Shawnee County District Judge Rebecca Crotty blocked two provisions. One requires providers to declare on their websites that the state health department’s information on abortions and fetal development is accurate and objective. Another redefines medical emergencies so that they don’t include mental health reasons, such as a woman threatening to commit suicide. Critics of the provision have said the new definition is so narrow that a woman never would be able to obtain an emergency abortion.
Crotty refused to block other portions of the law that ban sex-selection abortions, block tax breaks for abortion providers and prohibits them from furnishing materials or instructors for public schools’ sexuality courses. Another provision that will take effect requires doctors to provide information to patients that includes a statement that abortion ends the life of “whole, separate, unique, living human being.”
The judge ruled in a lawsuit filed by Dr. Herbert Hodes and his daughter, Dr. Traci Nauser, who perform abortions at their Overland Park health center. They asked Crotty to prevent the state from enforcing the entire law while their lawsuit proceeds. Crotty said Hodes and Nauser did not present enough information to justify blocking the entire law, requiring her to review each provision. But the judge said, in the case of the provisions she blocked, they and their patients would suffer irreparable harm.
Hodes and Nauser argued that the new law violates their right to equal legal protection, as guaranteed by the state constitution. Hodes called the ruling “a victory for women in Kansas.”
Supporters contend the law preserves life, protects patients and lessens the state’s entanglement with abortion. The Republican-dominated Legislature has strong anti-abortion majorities in both chambers, and GOP Gov. Sam Brownback is a strong abortion opponent.
Crotty’s ruling came two days after the chief federal judge for Kansas had a hearing in Kansas City, Kan., on a narrower challenge filed by Planned Parenthood, which performs abortions at its Overland Park clinic.
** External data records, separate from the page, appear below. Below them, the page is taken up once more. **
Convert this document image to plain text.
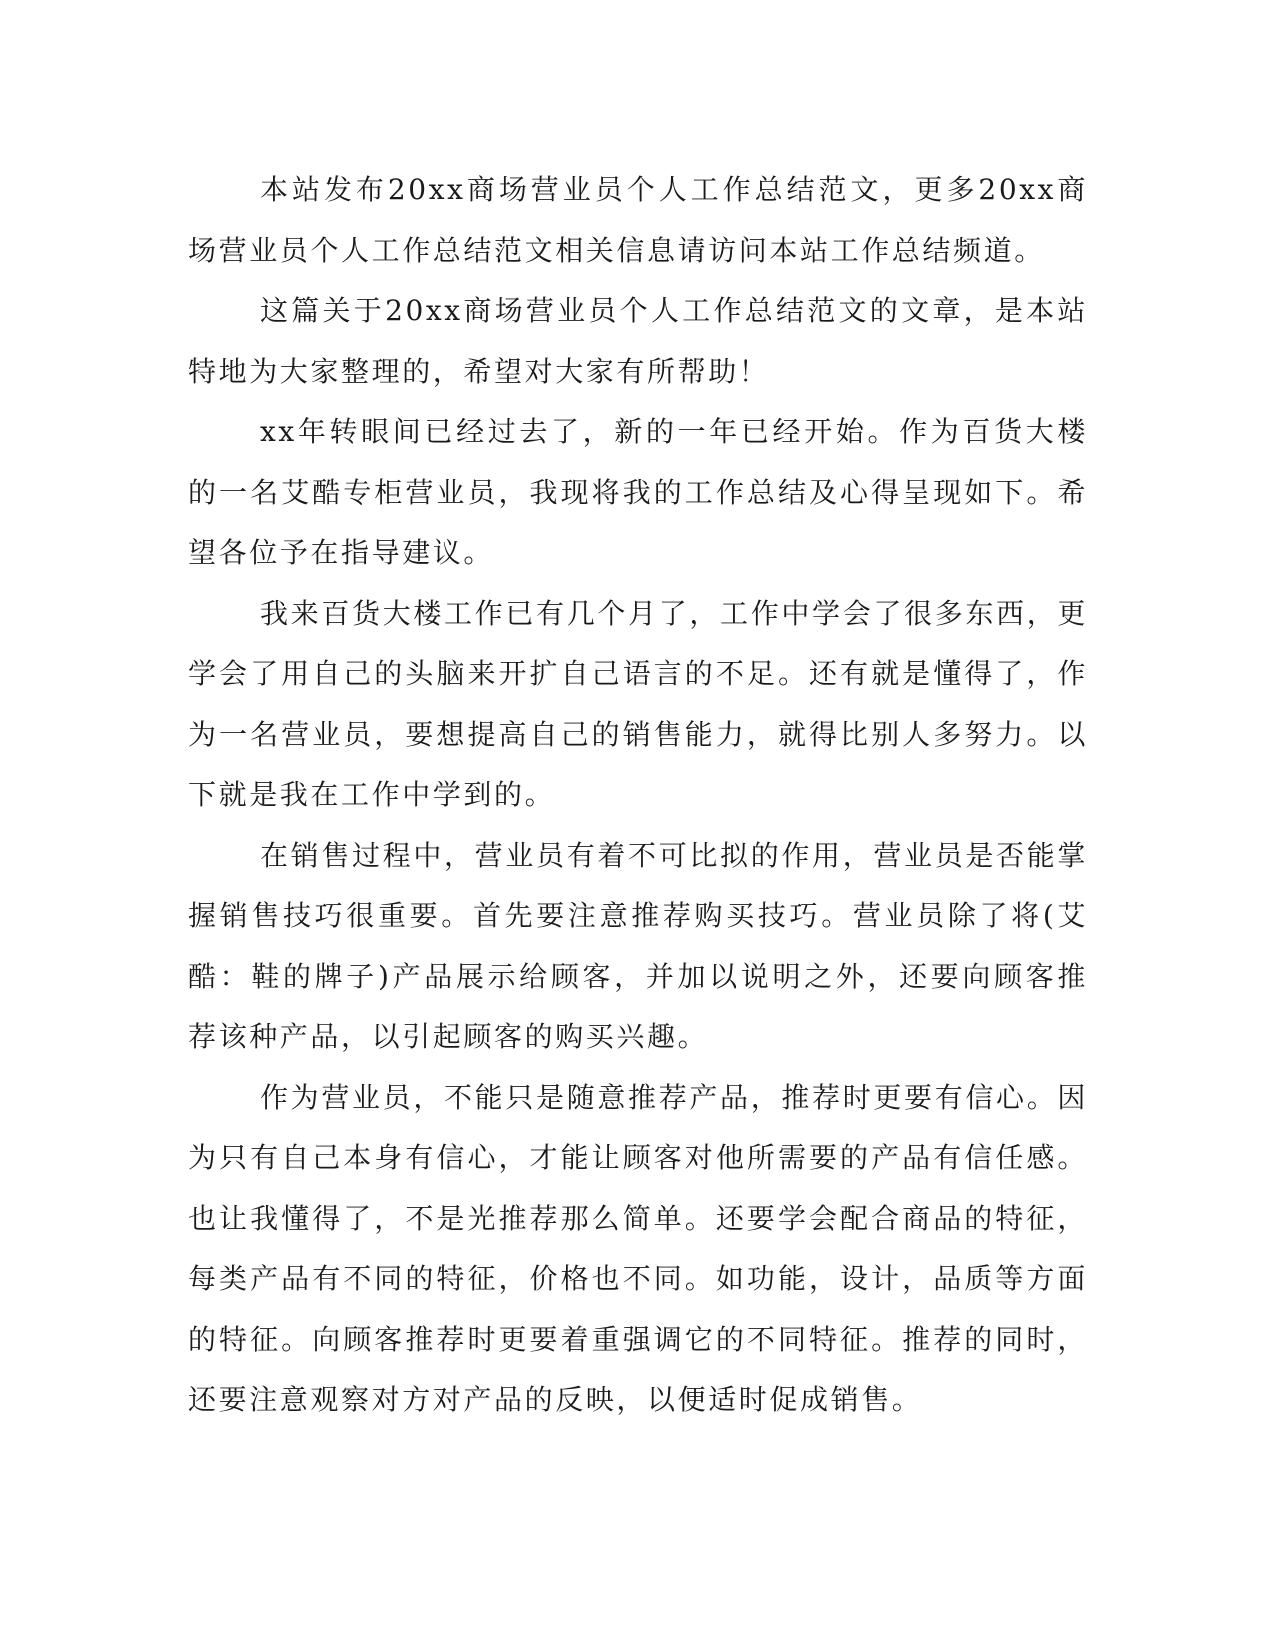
本站发布20xx商场营业员个人工作总结范文，更多20xx商场营业员个人工作总结范文相关信息请访问本站工作总结频道。

这篇关于20xx商场营业员个人工作总结范文的文章，是本站特地为大家整理的，希望对大家有所帮助！

xx年转眼间已经过去了，新的一年已经开始。作为百货大楼的一名艾酷专柜营业员，我现将我的工作总结及心得呈现如下。希望各位予在指导建议。

我来百货大楼工作已有几个月了，工作中学会了很多东西，更学会了用自己的头脑来开扩自己语言的不足。还有就是懂得了，作为一名营业员，要想提高自己的销售能力，就得比别人多努力。以下就是我在工作中学到的。

在销售过程中，营业员有着不可比拟的作用，营业员是否能掌握销售技巧很重要。首先要注意推荐购买技巧。营业员除了将(艾酷：鞋的牌子)产品展示给顾客，并加以说明之外，还要向顾客推荐该种产品，以引起顾客的购买兴趣。

作为营业员，不能只是随意推荐产品，推荐时更要有信心。因为只有自己本身有信心，才能让顾客对他所需要的产品有信任感。也让我懂得了，不是光推荐那么简单。还要学会配合商品的特征，每类产品有不同的特征，价格也不同。如功能，设计，品质等方面的特征。向顾客推荐时更要着重强调它的不同特征。推荐的同时，还要注意观察对方对产品的反映，以便适时促成销售。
Planned Parenthood is challenging provisions requiring providers to give certain information to patients.
The state already has spent nearly $769,000 on private attorneys in defending anti-abortion laws enacted since Brownback took office in January 2011. Attorney General Derek Schmidt, also a Republican, has predicted that defending this year’s law will cost the state $500,000 over the next two years.
Health and safety regulations enacted in 2011 specifically for abortion clinics have never been enforced because courts are still reviewing them.